The third solution to the refugee problem is to move them to a third country. This can be arranged either by the countries themselves or by the UN High Commissioner for Refugees. The criteria are strict, and are only met in a minority of cases. Many Armenians from Baku left for the USA in the early 1990s under such a procedure.

Citizens of Afghanistan represent a further group of asylum seekers. “This (the arrival of these migrants – ed.) should also lie heavy on our consciences, since we left Afghanistan in 1992, and the country even declared an amnesty for those who had fought for the Russians, but in 1993 they shot everyone who had qualified for the amnesty,” continued the human rights activist.

People who become trapped in Russia – refugees “sur place” – come to the country to work or study but are then unable to return to their home country and are forced to seek asylum.

The problems relating to the Afghan refugees have still not been resolved: there are estimated to be around 2000 orphaned Afghan children who were brought here, 1800 of whom have been granted refugee status. Together with the Afghans forced to seek asylum they have spent a long time assimilating into Russian culture, and many of them no longer wish to return to a Muslim country.

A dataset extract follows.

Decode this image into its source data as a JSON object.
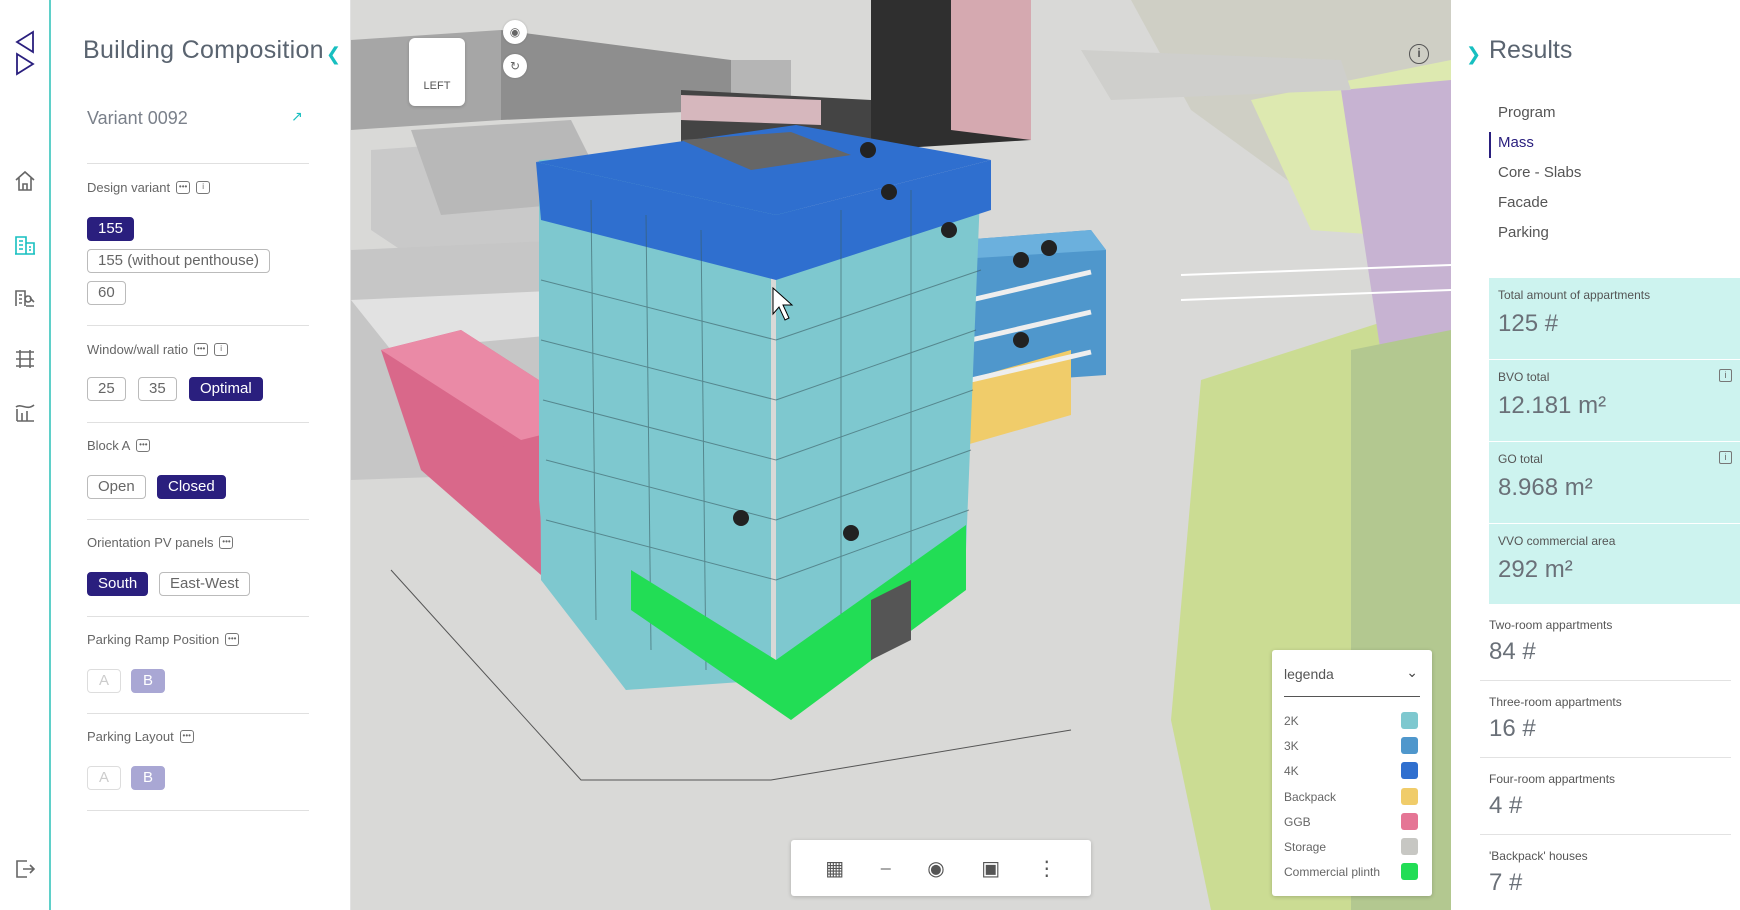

According to data quoted by Gannushkina, there were 239 000 asylum seekers in Russia in 1997. In 1998 there were 128 000, and there are currently only 632 according to the official figures, which is a result of the peculiarities of Russia’s policy on migrants.

A total of around 2 000 Syrians have applied to Russia’s Migration Service for temporary asylum, but only half of them were granted this status.

Gannushkina believes that a further 2 000 or 3 000 Syrians were simply not allowed to register as asylum seekers. “On 5 February we were engaged in an altercation with the Border Guard Service, since 17 people had been refused entry into Russia because, according to the border guards (none of whom could speak Arabic), they were not seeking asylum.

These people flew back to Syria. The same thing happened in St Petersburg, and then we received a letter telling us that one of the people who had been sent back was shot,” she said.

Africans and Egyptian Copts have also sought asylum in Russia, as well as Syrians. The Copts, who had come to Russia to find fellow believers (the Coptic Church is very similar to the Orthodox Church – ed.), were sent to a temporary accommodation centre and refused asylum, having been classified as economic migrants, “who had come in search of a better life".

Gannushkina concluded that Russian legislation and law enforcement practices make it difficult for refugees to remain in Russia.